Shield of the Maccabees: A Hanukkah Graphic Novel
"A fun and clever twist on the story of the Maccabees. I wish comics like this had existed when I was in school." ---Steve Sheinkin, author and illustrator of The Adventures of Rabbi Harvey
Our story begins just before the very first Hanukkah . . .
Greeks and Jews are living in an uneasy peace in ancient Judea. Jonathan, a Jewish boy, sees a Greek boy attacked by bullies, and stands up to defend him. They become best friends. But when war comes to their land, Jonathan joins the Maccabees while his friend joins the Greek army.
They seem destined to fight one another.
How will their friendship survive?
"All history books," Dara Horn has written, "fact or fiction, are really about the times in which they are written, not about the times they supposedly describe." This is particularly true when it comes to historical fiction, and it's very true about Shield of the Maccabees, Eric Kimmel and Dov Smiley's graphic novel about a friendship between a Greek boy and a Jewish boy that is fractured by the conflict between the Greeks and the Jewish Maccabees.
Kimmel uses this framework to tell a story about friendship transcending differences -- a story that should appeal greatly to its intended modern-day audience, although the main message might have made little sense to its historical characters.
Its main point aside, this vivid, fast-moving book includes plenty of authentic and well-researched historical facts. Greek myths, sports, and methods of teaching are all brought into the boys' story and relationship. Jonathan and Jason are both well-drawn, relatable characters, brought to life by fun, exciting drawings. The author builds up both their friendship and the roots of the conflict before the story gets serious; once it does, the horrors of war are also touched upon in an age-appropriate and non-graphic way.
This book meets the criteria for consideration for a Sydney Taylor Book Award; it is essentially a modern Jewish retelling of an ancient Jewish story, and modern American-Jewish children will both enjoy the book and learn from it.
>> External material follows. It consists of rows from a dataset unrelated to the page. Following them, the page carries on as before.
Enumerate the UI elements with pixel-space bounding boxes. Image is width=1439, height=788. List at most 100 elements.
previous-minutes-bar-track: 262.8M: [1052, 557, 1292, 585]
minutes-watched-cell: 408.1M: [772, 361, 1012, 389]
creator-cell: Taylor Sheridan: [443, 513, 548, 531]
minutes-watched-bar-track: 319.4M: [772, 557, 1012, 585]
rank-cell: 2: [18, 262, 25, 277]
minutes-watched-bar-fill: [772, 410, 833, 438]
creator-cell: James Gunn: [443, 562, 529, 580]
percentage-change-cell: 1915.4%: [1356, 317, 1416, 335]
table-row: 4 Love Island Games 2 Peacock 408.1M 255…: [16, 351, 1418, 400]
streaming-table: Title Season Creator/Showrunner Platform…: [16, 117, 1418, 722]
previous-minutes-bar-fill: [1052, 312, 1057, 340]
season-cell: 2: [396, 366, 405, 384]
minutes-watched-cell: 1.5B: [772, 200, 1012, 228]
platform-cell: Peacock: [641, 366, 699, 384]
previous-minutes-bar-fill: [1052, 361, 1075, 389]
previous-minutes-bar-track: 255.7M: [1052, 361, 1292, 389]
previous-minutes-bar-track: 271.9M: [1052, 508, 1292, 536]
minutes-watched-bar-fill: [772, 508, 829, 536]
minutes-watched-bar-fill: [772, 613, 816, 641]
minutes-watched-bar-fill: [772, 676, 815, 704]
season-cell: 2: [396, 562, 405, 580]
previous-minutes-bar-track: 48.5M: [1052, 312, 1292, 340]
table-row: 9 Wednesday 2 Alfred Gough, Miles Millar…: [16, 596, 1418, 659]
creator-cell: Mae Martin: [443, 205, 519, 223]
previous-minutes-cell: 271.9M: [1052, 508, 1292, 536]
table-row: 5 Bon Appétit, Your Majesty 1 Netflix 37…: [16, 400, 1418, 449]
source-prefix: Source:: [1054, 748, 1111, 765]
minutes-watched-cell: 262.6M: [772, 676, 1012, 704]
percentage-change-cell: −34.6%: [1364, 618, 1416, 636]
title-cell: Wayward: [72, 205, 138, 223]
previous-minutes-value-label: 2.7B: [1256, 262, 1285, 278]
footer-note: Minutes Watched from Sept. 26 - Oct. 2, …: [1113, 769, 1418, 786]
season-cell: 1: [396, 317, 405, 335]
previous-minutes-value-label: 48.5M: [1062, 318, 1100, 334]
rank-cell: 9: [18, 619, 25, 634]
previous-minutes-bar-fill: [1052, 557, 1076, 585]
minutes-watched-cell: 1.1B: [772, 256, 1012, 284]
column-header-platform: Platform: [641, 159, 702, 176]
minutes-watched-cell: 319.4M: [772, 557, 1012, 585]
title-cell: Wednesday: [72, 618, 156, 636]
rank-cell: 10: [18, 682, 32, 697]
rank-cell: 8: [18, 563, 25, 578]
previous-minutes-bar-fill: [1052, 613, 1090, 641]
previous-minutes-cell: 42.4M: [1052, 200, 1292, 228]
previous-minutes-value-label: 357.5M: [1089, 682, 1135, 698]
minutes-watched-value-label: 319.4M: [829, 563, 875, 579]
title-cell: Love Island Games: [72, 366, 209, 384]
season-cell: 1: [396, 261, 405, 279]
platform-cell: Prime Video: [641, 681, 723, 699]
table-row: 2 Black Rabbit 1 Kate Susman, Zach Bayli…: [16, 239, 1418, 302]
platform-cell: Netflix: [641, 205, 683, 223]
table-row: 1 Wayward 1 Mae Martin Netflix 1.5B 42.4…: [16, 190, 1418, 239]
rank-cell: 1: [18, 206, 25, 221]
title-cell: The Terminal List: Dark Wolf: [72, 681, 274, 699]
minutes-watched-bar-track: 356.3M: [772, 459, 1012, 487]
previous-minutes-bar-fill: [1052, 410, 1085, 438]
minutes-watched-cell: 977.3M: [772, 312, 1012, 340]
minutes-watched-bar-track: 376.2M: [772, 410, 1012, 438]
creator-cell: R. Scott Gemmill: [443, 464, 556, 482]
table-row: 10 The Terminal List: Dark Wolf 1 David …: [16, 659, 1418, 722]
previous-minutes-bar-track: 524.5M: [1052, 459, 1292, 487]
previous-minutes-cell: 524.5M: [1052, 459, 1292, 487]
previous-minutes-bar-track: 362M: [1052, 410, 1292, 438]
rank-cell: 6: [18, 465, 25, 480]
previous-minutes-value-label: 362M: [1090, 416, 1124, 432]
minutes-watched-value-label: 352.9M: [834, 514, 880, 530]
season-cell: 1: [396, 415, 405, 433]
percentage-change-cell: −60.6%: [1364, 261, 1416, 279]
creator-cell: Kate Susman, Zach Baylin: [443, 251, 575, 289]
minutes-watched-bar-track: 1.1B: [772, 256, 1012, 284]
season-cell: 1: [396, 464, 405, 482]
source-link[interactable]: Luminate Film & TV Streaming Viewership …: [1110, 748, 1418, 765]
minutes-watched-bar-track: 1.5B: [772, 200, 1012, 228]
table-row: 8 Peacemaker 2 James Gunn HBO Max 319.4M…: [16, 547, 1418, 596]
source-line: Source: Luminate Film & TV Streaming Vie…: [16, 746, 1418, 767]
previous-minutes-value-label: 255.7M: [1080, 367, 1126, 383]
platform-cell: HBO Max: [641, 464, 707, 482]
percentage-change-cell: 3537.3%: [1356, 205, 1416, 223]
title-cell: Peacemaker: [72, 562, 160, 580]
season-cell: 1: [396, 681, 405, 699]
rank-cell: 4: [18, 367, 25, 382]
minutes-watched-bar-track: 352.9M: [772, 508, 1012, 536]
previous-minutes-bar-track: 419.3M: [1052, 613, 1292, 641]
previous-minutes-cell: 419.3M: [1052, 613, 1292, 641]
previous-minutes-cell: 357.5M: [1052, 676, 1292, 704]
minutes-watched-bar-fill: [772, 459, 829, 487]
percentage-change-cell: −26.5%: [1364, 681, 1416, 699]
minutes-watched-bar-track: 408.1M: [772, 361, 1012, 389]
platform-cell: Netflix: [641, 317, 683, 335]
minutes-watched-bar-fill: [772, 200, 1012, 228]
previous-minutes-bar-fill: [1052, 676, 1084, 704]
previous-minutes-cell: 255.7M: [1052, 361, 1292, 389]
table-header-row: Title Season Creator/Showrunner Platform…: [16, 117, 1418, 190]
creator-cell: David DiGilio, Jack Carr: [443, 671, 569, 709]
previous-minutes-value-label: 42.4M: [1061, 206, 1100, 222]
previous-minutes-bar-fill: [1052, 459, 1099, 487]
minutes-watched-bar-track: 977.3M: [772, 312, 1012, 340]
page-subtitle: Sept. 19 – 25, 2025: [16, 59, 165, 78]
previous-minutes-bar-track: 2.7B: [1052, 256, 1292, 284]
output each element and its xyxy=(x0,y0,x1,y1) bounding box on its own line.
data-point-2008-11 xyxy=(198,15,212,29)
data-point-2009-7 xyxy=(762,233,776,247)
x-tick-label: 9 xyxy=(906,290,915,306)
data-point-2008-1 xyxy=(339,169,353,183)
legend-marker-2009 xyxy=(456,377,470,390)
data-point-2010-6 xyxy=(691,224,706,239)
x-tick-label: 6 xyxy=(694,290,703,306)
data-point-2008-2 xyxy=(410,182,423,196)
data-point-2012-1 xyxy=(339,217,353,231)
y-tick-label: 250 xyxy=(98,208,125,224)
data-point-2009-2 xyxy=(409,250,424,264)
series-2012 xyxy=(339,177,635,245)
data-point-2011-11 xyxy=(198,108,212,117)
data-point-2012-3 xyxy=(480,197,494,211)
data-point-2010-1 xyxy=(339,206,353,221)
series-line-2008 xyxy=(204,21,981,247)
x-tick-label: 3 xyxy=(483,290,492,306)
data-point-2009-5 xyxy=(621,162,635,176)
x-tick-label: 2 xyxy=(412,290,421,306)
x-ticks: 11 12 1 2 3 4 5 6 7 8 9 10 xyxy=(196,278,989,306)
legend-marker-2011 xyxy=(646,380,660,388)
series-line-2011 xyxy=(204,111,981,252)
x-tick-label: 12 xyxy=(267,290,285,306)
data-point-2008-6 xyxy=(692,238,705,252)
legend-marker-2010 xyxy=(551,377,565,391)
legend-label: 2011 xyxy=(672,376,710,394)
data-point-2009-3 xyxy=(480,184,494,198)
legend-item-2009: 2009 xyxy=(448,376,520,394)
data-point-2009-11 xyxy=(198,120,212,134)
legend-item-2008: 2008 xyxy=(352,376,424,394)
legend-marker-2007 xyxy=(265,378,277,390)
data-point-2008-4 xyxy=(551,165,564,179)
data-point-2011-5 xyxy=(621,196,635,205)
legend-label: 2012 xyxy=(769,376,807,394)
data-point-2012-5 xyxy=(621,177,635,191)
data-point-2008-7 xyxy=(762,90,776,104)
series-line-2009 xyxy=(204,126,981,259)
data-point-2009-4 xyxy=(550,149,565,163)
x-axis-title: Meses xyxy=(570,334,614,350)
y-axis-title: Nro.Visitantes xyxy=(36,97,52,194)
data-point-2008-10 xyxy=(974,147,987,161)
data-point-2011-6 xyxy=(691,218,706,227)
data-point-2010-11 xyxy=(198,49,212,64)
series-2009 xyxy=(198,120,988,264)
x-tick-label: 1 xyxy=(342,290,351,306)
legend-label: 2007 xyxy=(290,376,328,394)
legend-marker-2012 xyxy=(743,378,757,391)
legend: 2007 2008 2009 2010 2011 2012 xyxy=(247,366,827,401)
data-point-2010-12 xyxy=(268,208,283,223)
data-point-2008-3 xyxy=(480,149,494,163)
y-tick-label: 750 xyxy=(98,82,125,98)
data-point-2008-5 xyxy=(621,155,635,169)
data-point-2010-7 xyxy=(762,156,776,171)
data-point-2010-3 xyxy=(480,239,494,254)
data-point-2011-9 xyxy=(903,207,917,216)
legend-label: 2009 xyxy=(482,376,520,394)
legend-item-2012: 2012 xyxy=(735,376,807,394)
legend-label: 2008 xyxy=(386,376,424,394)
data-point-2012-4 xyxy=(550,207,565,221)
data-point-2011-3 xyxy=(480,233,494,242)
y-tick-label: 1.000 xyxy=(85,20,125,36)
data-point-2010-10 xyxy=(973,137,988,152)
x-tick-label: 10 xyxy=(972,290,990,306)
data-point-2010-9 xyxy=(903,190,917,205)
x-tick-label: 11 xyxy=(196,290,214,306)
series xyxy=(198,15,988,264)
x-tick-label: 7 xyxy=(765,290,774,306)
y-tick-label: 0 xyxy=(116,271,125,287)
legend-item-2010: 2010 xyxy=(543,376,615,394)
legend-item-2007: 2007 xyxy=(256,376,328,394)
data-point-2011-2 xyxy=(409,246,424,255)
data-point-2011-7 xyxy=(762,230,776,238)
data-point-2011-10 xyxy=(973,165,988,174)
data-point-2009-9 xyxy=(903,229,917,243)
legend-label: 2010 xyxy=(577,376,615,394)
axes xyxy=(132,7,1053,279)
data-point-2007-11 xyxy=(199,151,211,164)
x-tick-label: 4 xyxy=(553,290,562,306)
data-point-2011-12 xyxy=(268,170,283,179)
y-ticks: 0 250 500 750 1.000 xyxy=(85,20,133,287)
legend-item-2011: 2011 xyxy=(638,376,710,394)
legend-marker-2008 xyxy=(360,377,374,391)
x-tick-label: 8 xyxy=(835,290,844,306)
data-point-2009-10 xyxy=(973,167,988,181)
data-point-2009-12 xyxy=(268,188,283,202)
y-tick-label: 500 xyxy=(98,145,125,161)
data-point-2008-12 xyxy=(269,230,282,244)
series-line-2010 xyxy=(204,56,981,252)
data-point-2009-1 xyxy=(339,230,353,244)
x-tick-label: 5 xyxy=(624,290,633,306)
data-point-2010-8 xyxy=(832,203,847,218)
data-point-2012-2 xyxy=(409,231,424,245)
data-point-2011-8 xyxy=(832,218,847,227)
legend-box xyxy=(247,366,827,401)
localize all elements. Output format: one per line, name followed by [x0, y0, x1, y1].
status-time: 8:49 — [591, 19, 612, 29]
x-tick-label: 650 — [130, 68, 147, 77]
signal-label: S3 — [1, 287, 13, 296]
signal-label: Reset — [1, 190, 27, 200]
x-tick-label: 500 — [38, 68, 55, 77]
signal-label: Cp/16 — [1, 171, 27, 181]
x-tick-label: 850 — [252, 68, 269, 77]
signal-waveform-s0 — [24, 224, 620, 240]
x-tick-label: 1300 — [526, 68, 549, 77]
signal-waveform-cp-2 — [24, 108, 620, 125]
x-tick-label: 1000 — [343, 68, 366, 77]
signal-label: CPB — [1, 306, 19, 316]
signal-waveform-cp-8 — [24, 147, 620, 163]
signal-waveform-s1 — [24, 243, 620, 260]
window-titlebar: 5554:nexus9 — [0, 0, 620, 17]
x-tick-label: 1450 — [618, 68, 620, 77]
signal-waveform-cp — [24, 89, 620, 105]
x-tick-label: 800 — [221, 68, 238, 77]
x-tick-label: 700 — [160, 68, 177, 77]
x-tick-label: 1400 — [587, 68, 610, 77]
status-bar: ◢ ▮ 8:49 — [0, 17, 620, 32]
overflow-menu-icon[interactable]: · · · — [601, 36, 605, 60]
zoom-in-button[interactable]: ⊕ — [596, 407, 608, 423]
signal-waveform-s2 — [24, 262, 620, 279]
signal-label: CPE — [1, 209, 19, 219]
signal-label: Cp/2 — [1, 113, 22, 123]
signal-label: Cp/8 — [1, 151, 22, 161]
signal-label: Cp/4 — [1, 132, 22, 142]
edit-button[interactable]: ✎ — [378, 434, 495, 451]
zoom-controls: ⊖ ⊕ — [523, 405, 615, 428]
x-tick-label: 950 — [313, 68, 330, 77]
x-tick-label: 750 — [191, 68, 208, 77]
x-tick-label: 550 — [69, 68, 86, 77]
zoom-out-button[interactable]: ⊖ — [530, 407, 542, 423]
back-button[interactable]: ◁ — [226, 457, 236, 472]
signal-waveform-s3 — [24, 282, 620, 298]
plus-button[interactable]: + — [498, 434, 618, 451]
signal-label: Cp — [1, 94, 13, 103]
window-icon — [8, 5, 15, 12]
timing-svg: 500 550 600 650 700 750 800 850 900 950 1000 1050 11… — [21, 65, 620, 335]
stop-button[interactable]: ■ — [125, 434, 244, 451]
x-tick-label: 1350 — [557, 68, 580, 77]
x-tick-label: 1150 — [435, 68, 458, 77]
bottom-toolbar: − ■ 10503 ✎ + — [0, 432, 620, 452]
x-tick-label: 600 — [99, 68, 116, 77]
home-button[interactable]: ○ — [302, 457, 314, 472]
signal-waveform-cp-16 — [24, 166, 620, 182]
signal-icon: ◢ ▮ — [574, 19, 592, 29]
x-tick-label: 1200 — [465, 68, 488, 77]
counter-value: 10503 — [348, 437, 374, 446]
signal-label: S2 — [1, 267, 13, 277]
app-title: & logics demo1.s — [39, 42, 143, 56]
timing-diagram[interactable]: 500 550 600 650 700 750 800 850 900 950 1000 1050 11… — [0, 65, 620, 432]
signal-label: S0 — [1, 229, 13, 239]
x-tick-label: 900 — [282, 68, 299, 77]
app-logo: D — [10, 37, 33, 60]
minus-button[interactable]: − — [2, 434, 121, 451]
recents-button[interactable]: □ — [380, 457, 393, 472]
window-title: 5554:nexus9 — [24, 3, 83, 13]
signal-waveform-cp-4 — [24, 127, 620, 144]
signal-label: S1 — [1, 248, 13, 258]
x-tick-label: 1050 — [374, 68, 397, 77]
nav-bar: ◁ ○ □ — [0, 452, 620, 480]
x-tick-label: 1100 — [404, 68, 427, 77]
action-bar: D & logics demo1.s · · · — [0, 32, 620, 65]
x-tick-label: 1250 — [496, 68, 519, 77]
--Leah Cypess, The Sydney Taylor Schmooze
Children’s books about the historical and religious origins of Hanukkah often emphasize the heroism of the Maccabees. In 167 B.C.E., these Judean freedom fighters were committed to opposing both a repressive Greek regime and the assimilationist strategies adopted by many of their fellow Jews. The joyous winter holiday of Hanukkah celebrates both the military victory and the miraculous small jar of oil found in the desecrated Temple, which allowed the menorah lights to last for eight days. Eric Kimmel and Dov Smiley have chosen a more nuanced approach in their new graphic novel, emphasizing the validity of both Jewish and Greek culture and the tragedy of war for both peoples. The Jewish rebels are still brave defenders of their right to religious freedom and national self-determination but the novel also depicts the terrible price of intolerance. The close friendship of Jason and Jonathan, a Greek and a Jewish boy, is the lens through which Kimmel and Smiley view this truth.
An ancient setting and a contemporary tone tell Jason and Jonathan’s story. Jews and Greeks appear ethnically different; Jonathan is olive-skinned while Jason is improbably pale and blond. (The author takes some historical liberties, some of which are clarified in the book’s back matter.) While in reality, a young Jew would not have attended school with his Greek friend, thanks to a conveniently tolerant teacher, Jason is allowed to invite his friend to classes about the Socratic method and Homer’s Odyssey. Jonathan’s family warmly welcomes Jason to their Shabbat dinner and Purim celebration. The friends have many conversations about their competing belief systems, which are mutually respectful and preternaturally mature. (Jonathan: “But why do you need so many Gods? Jason: I think it’s because people have different needs at different times.”). Not every moment of their time together involves philosophy; there is also plenty of discus throwing and fishing.
Then a change of leadership threatens the relative coexistence in their Hellenistic kingdom. Antiochus IV is presented as a wounded bully with an ugly and infantile personality. Angered by his recent military defeats he blames the Jews and reverses previous policies which had allowed them a degree of autonomy. The gentle tone of the narrative becomes full of tension and fear, as soldiers serving their tyrannical leader confront Jewish guerrilla fighters with uncompromising tactics. Kimmel is careful to preserve the idealism of the Maccabees while also showing the chaos of war, as Jason and Jonathan become caught up in terrifying circumstances beyond their control. Smiley’s familiar comic book images of boyhood friendship become converted to darker scenes hatred and combat.
In his “Author’s Note,” Kimmel explains both the historical background of multicultural Judea, and his own idealism in giving young readers a hopeful story of two courageous individuals who embody the best of their own traditions. Jason and Jonathan’s quest can be as much a part of Hanukkah tradition as Jewish victory over Greek despots and their collaborators.